Why 1? Request retried after timeout.
Why 2? Endpoint is not idempotent.
Why 3? No idempotency key in API contract.
Why 4? Requirement review missed retry behavior.
Why 5? No checklist for payment failure modes in refinement.
Common root cause buckets
| Bucket | Examples |
|---|---|
| Requirement gap | Missing edge case, ambiguity, wrong rule |
| Design gap | No timeout, retry, idempotency, access model |
| Code defect | Logic error, race condition, wrong validation |
| Test gap | Missing regression, wrong assumptions, flaky signal |
| Environment gap | Bad config, stale data, missing dependency |
| Process gap | No review checklist, weak ownership, release rush |
CAPA: Corrective and Preventive Actions
| Type | Purpose | Example |
|---|---|---|
| Corrective action | Fix current issue | Patch duplicate order logic |
| Preventive action | Stop recurrence | Add idempotency checklist and API test |
Strong CAPA examples
- Add regression test for the defect.
- Update requirement template with missing rule.

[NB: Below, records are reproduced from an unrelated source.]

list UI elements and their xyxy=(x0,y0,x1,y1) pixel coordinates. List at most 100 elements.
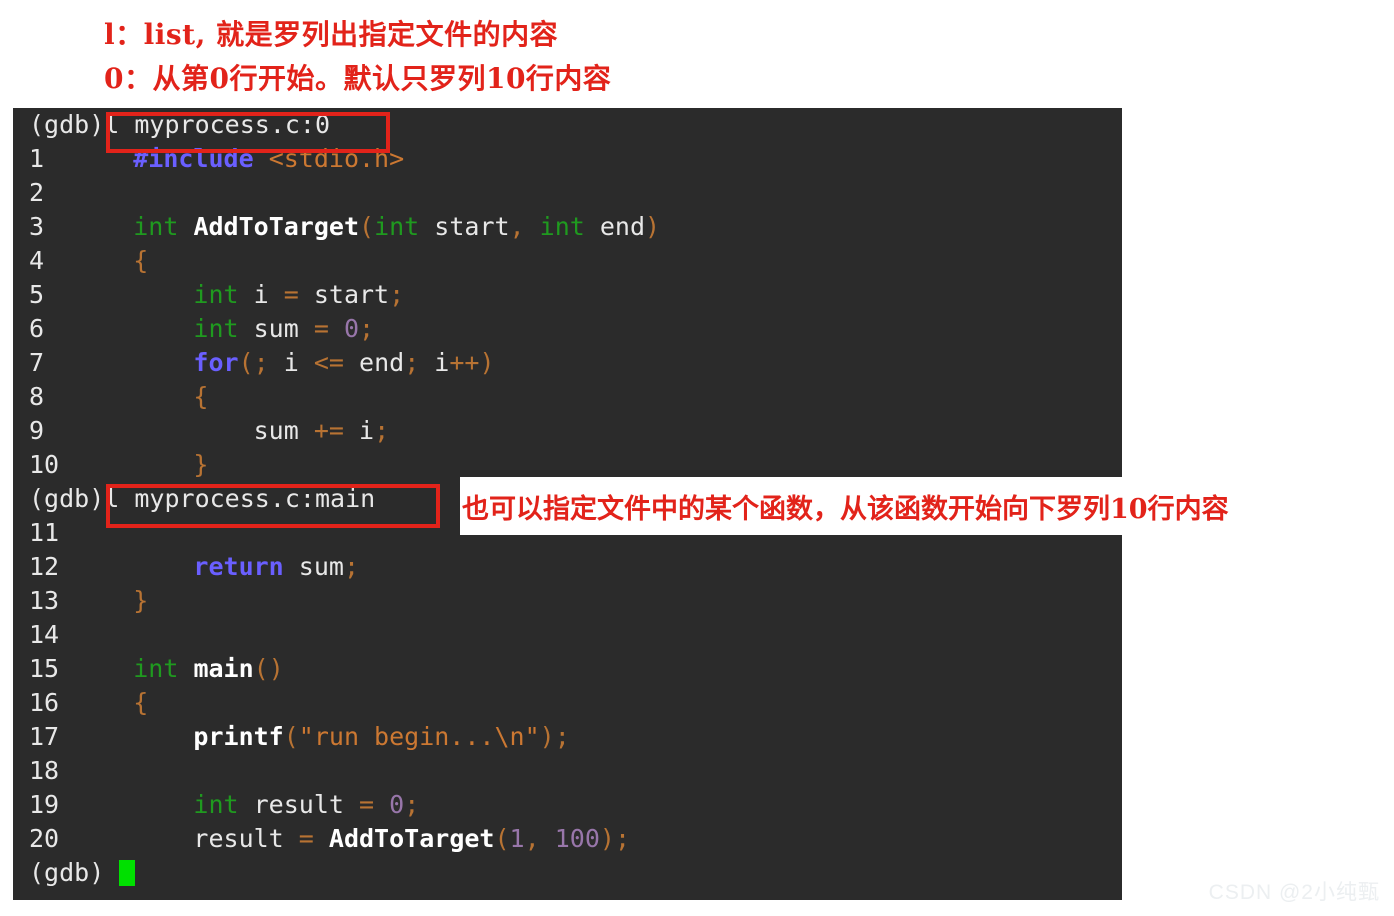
code-token: = xyxy=(298,824,314,853)
annotation-side-strip: 也可以指定文件中的某个函数，从该函数开始向下罗列10行内容 xyxy=(460,477,1394,535)
code-token: ( xyxy=(283,722,299,751)
code-token: i xyxy=(343,416,375,445)
code-line: 8 { xyxy=(13,380,1122,414)
code-text: int sum = 0; xyxy=(73,314,374,343)
terminal-final-prompt: (gdb) xyxy=(13,856,1122,890)
code-token: return xyxy=(193,552,284,581)
line-number: 18 xyxy=(29,756,60,785)
annotation-line-2: 0：从第0行开始。默认只罗列10行内容 xyxy=(104,62,612,95)
line-number: 11 xyxy=(29,518,60,547)
code-text: int main() xyxy=(73,654,284,683)
code-token: int xyxy=(539,212,585,241)
code-token: , xyxy=(509,212,525,241)
line-number: 2 xyxy=(29,178,45,207)
code-token: <= xyxy=(313,348,344,377)
code-listing-second: 11 12 return sum; 13 } 14 15 int main() 16 {1… xyxy=(13,516,1122,856)
code-text: printf("run begin...\n"); xyxy=(73,722,569,751)
code-text: result = AddToTarget(1, 100); xyxy=(73,824,630,853)
code-token: ) xyxy=(539,722,555,751)
line-number: 7 xyxy=(29,348,45,377)
code-text: return sum; xyxy=(73,552,359,581)
code-token: += xyxy=(313,416,344,445)
code-token: ; xyxy=(253,348,269,377)
code-token: ; xyxy=(359,314,375,343)
code-token: int xyxy=(133,654,179,683)
terminal-command-line-1: (gdb)l myprocess.c:0 xyxy=(13,108,1122,142)
code-line: 1 #include <stdio.h> xyxy=(13,142,1122,176)
code-token: ( xyxy=(359,212,375,241)
line-number: 19 xyxy=(29,790,60,819)
code-text: { xyxy=(73,688,148,717)
line-number: 6 xyxy=(29,314,45,343)
terminal-cursor xyxy=(119,860,136,886)
code-line: 18 xyxy=(13,754,1122,788)
line-number: 4 xyxy=(29,246,45,275)
code-line: 14 xyxy=(13,618,1122,652)
code-token: = xyxy=(359,790,375,819)
gdb-prompt-3: (gdb) xyxy=(29,858,105,887)
code-token: = xyxy=(283,280,299,309)
gdb-prompt-2: (gdb) xyxy=(29,484,105,513)
code-token: sum xyxy=(253,416,314,445)
command-text-2[interactable]: l myprocess.c:main xyxy=(104,484,375,513)
code-token: result xyxy=(238,790,359,819)
code-token: <stdio.h> xyxy=(268,144,405,173)
code-token: start xyxy=(419,212,510,241)
code-line: 19 int result = 0; xyxy=(13,788,1122,822)
code-text: #include <stdio.h> xyxy=(73,144,404,173)
code-line: 16 { xyxy=(13,686,1122,720)
code-line: 13 } xyxy=(13,584,1122,618)
code-line: 2 xyxy=(13,176,1122,210)
code-token: ; xyxy=(374,416,390,445)
line-number: 17 xyxy=(29,722,60,751)
code-token: sum xyxy=(283,552,344,581)
annotation-side-text: 也可以指定文件中的某个函数，从该函数开始向下罗列10行内容 xyxy=(462,493,1229,525)
line-number: 8 xyxy=(29,382,45,411)
code-token: main xyxy=(193,654,254,683)
line-number: 20 xyxy=(29,824,60,853)
code-token: ) xyxy=(599,824,615,853)
command-text-1[interactable]: l myprocess.c:0 xyxy=(104,110,330,139)
line-number: 12 xyxy=(29,552,60,581)
line-number: 10 xyxy=(29,450,60,479)
code-text: { xyxy=(73,382,208,411)
line-number: 5 xyxy=(29,280,45,309)
code-line: 20 result = AddToTarget(1, 100); xyxy=(13,822,1122,856)
code-token: 0 xyxy=(343,314,360,343)
line-number: 16 xyxy=(29,688,60,717)
code-text: int result = 0; xyxy=(73,790,419,819)
code-token: for xyxy=(193,348,239,377)
code-token: ) xyxy=(479,348,495,377)
code-token: #include xyxy=(133,144,254,173)
code-line: 3 int AddToTarget(int start, int end) xyxy=(13,210,1122,244)
code-token: { xyxy=(133,246,149,275)
code-line: 15 int main() xyxy=(13,652,1122,686)
line-number: 3 xyxy=(29,212,45,241)
code-token: result xyxy=(193,824,299,853)
code-token: ; xyxy=(389,280,405,309)
code-token: int xyxy=(193,280,239,309)
code-line: 9 sum += i; xyxy=(13,414,1122,448)
code-token: { xyxy=(133,688,149,717)
line-number: 15 xyxy=(29,654,60,683)
code-token: AddToTarget xyxy=(328,824,495,853)
code-line: 4 { xyxy=(13,244,1122,278)
code-token: sum xyxy=(238,314,314,343)
code-token: } xyxy=(133,586,149,615)
code-line: 17 printf("run begin...\n"); xyxy=(13,720,1122,754)
code-token: ) xyxy=(645,212,661,241)
code-token: i xyxy=(419,348,450,377)
code-token: int xyxy=(193,790,239,819)
csdn-watermark: CSDN @2小纯甄 xyxy=(1208,881,1380,904)
code-token: { xyxy=(193,382,209,411)
code-token: printf xyxy=(193,722,284,751)
code-text: int i = start; xyxy=(73,280,404,309)
code-token: 0 xyxy=(389,790,405,819)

- Add monitoring/alert for failure signature.
- Introduce review checklist for risky domains.
- Improve rollout strategy with feature flag or canary.
Weak CAPA examples
- "Be more careful next time"
- "Retest manually"
- "Watch production closely"
RCA report template
# RCA: <incident or defect>
## Problem statement
## User impact / blast radius
## Timeline
## Immediate fix
## Root cause
## Why not detected earlier
## Corrective actions
## Preventive actions
## Owner and due dates
Closure criteria
A defect should be considered fully closed only when: 1. The direct issue is fixed. 2. The regression is covered by test or monitoring. 3. The process gap is addressed if one existed. 4. Owners and dates are assigned for CAPA items.
Mature QA is not only bug counting. It is recurrence prevention.